In a nutshell, nobody actually knows what the consequences will be for the UK when (or indeed IF) the government invokes Article 50 of the EU Treaty, both in terms of recycling laws or indeed any other laws. These are uncharted waters and the only thing that can be said for certain is that there will be uncertainty – a great deal of uncertainty.
With environmental issues not having featured highly on the referendums campaign manifesto, it is likely that they will not be high on the government’s list as they navigate the UK out of the EU in what is predicted to be a lengthy process.
In the short term
In the short-term waste management businesses should expect no changes to take place in respect of recycling laws in the UK, and they should carry on exactly as they do now. Existing waste management laws will still apply and contracts that are in place will still need to be fulfilled. It should be remembered that with many of the environmental laws in the UK implementing international treaties and agreements we would still be bound by them – the Basel Convention on Transboundary Movements of Waste being the most obvious of these.
Long term scenario 1
If the UK come to an agreement with the EU that gives full access to the single market, then it is highly likely that EU environmental laws will still apply. This includes all laws that pertain to waste management as well. As a non-EU member however we would no longer have influence over the creation of new laws, as these are decisions that only EU members can vote on. Certain environmental laws could cease to apply in which case the government would need to make a decision on laws and policies in those areas, the Birds and Habitats Directives, amongst others.
Long term scenario 2
With environmental issues often pushed aside it is possible that the UK could negotiate a withdrawal agreement that does not include the need to continue to apply EU environmental laws here.
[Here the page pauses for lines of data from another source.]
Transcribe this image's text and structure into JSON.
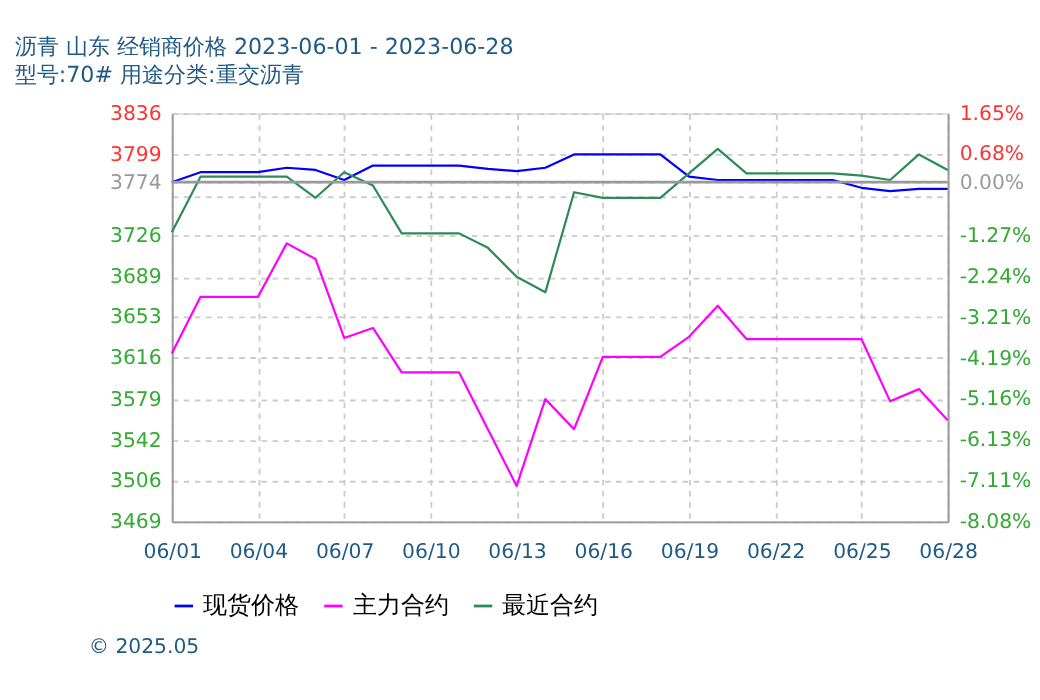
{
  "chart_data": {
    "type": "line",
    "title": "沥青  山东  经销商价格  2023-06-01 - 2023-06-28",
    "subtitle": "型号:70#  用途分类:重交沥青",
    "x": [
      "2023-06-01",
      "2023-06-02",
      "2023-06-03",
      "2023-06-04",
      "2023-06-05",
      "2023-06-06",
      "2023-06-07",
      "2023-06-08",
      "2023-06-09",
      "2023-06-10",
      "2023-06-11",
      "2023-06-12",
      "2023-06-13",
      "2023-06-14",
      "2023-06-15",
      "2023-06-16",
      "2023-06-17",
      "2023-06-18",
      "2023-06-19",
      "2023-06-20",
      "2023-06-21",
      "2023-06-22",
      "2023-06-23",
      "2023-06-24",
      "2023-06-25",
      "2023-06-26",
      "2023-06-27",
      "2023-06-28"
    ],
    "series": [
      {
        "name": "现货价格",
        "color": "#0000ff",
        "values": [
          3774,
          3783,
          3783,
          3783,
          3787,
          3785,
          3776,
          3789,
          3789,
          3789,
          3789,
          3786,
          3784,
          3787,
          3799,
          3799,
          3799,
          3799,
          3779,
          3776,
          3776,
          3776,
          3776,
          3776,
          3769,
          3766,
          3768,
          3768
        ]
      },
      {
        "name": "主力合约",
        "color": "#ff00ff",
        "values": [
          3620,
          3671,
          3671,
          3671,
          3719,
          3705,
          3634,
          3643,
          3603,
          3603,
          3603,
          3552,
          3501,
          3579,
          3552,
          3617,
          3617,
          3617,
          3635,
          3663,
          3633,
          3633,
          3633,
          3633,
          3633,
          3577,
          3588,
          3560
        ]
      },
      {
        "name": "最近合约",
        "color": "#2e8b57",
        "values": [
          3729,
          3779,
          3779,
          3779,
          3779,
          3760,
          3783,
          3771,
          3728,
          3728,
          3728,
          3715,
          3689,
          3675,
          3765,
          3760,
          3760,
          3760,
          3782,
          3804,
          3782,
          3782,
          3782,
          3782,
          3780,
          3776,
          3799,
          3785
        ]
      }
    ],
    "xlim": [
      "2023-06-01",
      "2023-06-28"
    ],
    "xticks": [
      {
        "value": "2023-06-01",
        "label": "06/01"
      },
      {
        "value": "2023-06-04",
        "label": "06/04"
      },
      {
        "value": "2023-06-07",
        "label": "06/07"
      },
      {
        "value": "2023-06-10",
        "label": "06/10"
      },
      {
        "value": "2023-06-13",
        "label": "06/13"
      },
      {
        "value": "2023-06-16",
        "label": "06/16"
      },
      {
        "value": "2023-06-19",
        "label": "06/19"
      },
      {
        "value": "2023-06-22",
        "label": "06/22"
      },
      {
        "value": "2023-06-25",
        "label": "06/25"
      },
      {
        "value": "2023-06-28",
        "label": "06/28"
      }
    ],
    "ylim": [
      3469,
      3836
    ],
    "yticks": [
      3469,
      3506,
      3542,
      3579,
      3616,
      3653,
      3689,
      3726,
      {
        "value": 3762,
        "label": null
      },
      3774,
      3799,
      3836
    ],
    "y2lim": [
      -8.08,
      1.65
    ],
    "y2ticks": [
      {
        "value": -8.08,
        "label": "-8.08%"
      },
      {
        "value": -7.11,
        "label": "-7.11%"
      },
      {
        "value": -6.13,
        "label": "-6.13%"
      },
      {
        "value": -5.16,
        "label": "-5.16%"
      },
      {
        "value": -4.19,
        "label": "-4.19%"
      },
      {
        "value": -3.21,
        "label": "-3.21%"
      },
      {
        "value": -2.24,
        "label": "-2.24%"
      },
      {
        "value": -1.27,
        "label": "-1.27%"
      },
      {
        "value": 0,
        "label": "0.00%"
      },
      {
        "value": 0.68,
        "label": "0.68%"
      },
      {
        "value": 1.65,
        "label": "1.65%"
      }
    ],
    "ref_lines": [
      {
        "axis": "y",
        "value": 3774,
        "color": "#999999",
        "line_style": "solid"
      }
    ],
    "grid": true,
    "legend": "bottom",
    "marker": "none",
    "line_style": "solid",
    "annotations": [
      "© 2025.05"
    ]
  }
}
The government might decide to continue with current waste management laws as they stand, because keeping them regulated makes sense. However, lowering the standards would give greater freedom to rogue operators.
Long term scenario 3
A third possible scenario is that in the event the UK does not have to apply EU laws, the government will be able to develop their own waste management laws and policies. The major stumbling point with such a scenario would be if some parts of the UK choose to create more stringent laws whilst others are laxer and choose to get rid of environmental laws and policies especially if they consider them a barrier to economic growth This would of course take into account any current laws and policies that implement international treaties and agreements.
Whilst we can speculate about what the possible outcome might be in terms of recycling laws nobody knows what the future holds, and with a leadership election currently taking place within the ruling party, it will be a while before anyone is in a position to push the metaphorical button that begins the whole Article 50 process. The UK waste industry, just like other UK industries, will just have to wait and see what happens.